On est stupéfait par le succès extraordinaire de cette application, mais, au fond, elle correspond à une aspiration profonde de nos contemporains : se montrer, acquérir une petite ou plus grande célébrité, briller par les apparences...

Notre monde se focalise sur l'image qui est de plus en plus présente partout : publicités, internet, télévision...

Et l'image peut être même retouchée... comble du raffinement ! Certains filtres permettent de magnifier les photos...

Les jeunes se passionnent pour les selfies, et ils envoient leurs clichés à des milliers de fans.

Un utilisateur d'instagram connaît plus particulièrement du succès : il met en scène des petits jouets dans différents quartiers de Paris, et les gens attendent avec impatience ces photos : pour montrer leur engouement, ils utilisent des "like"...

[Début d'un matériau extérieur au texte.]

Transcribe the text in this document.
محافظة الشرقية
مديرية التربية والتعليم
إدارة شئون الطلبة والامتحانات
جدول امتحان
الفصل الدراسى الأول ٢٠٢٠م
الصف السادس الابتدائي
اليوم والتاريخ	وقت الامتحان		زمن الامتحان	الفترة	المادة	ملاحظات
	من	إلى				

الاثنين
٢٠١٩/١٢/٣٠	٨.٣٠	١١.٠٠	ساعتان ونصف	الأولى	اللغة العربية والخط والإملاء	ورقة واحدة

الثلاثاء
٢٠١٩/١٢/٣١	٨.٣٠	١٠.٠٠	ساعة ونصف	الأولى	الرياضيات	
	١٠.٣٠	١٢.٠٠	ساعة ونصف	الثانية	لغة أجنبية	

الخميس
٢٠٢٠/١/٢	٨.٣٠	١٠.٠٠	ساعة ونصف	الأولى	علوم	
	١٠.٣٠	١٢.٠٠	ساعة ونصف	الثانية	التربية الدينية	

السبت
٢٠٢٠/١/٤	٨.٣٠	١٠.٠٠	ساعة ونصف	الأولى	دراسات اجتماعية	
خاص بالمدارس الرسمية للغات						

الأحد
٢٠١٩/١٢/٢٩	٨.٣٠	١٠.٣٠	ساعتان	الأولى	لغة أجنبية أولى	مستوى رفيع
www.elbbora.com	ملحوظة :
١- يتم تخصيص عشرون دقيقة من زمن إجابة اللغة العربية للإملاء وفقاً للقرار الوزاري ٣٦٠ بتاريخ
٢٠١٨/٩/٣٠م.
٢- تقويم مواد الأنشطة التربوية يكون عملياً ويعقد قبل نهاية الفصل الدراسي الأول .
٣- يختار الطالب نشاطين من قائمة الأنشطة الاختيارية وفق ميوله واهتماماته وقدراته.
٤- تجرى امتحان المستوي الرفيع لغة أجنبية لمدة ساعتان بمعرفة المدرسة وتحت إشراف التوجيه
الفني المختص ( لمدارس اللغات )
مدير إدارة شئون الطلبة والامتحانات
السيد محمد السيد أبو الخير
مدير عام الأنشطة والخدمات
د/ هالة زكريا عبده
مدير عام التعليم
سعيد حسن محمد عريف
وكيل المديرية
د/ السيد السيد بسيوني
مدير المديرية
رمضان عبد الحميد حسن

Je "like", tu "likes", nous "likons", et on en oublie d'argumenter vraiment, de dire et d'exprimer les raisons de telles appréciations.

L'inventeur de cette application, un américain, Kévin Systrom, peut se frotter les mains, il a réussi à faire fortune, avec cette idée toute simple : des photos à partager...

Des "stars" du foot participent au succès de l'entreprise, en diffusant des photos, des vidéos.

Les marques publicitaires se sont, bien sûr, emparées de cette application pour faire du marketing.

Le monde de l'image s'élargit de plus en plus, avec Instagram, les gens passent de plus en plus de temps à faire des photos, à les regarder, à les commenter, alors qu'elles n'ont pas, le plus souvent, un grand intérêt.


Dès lors, la réflexion se perd, se délite, au profit de simples apparences : le paraître l'emporte sur l'être...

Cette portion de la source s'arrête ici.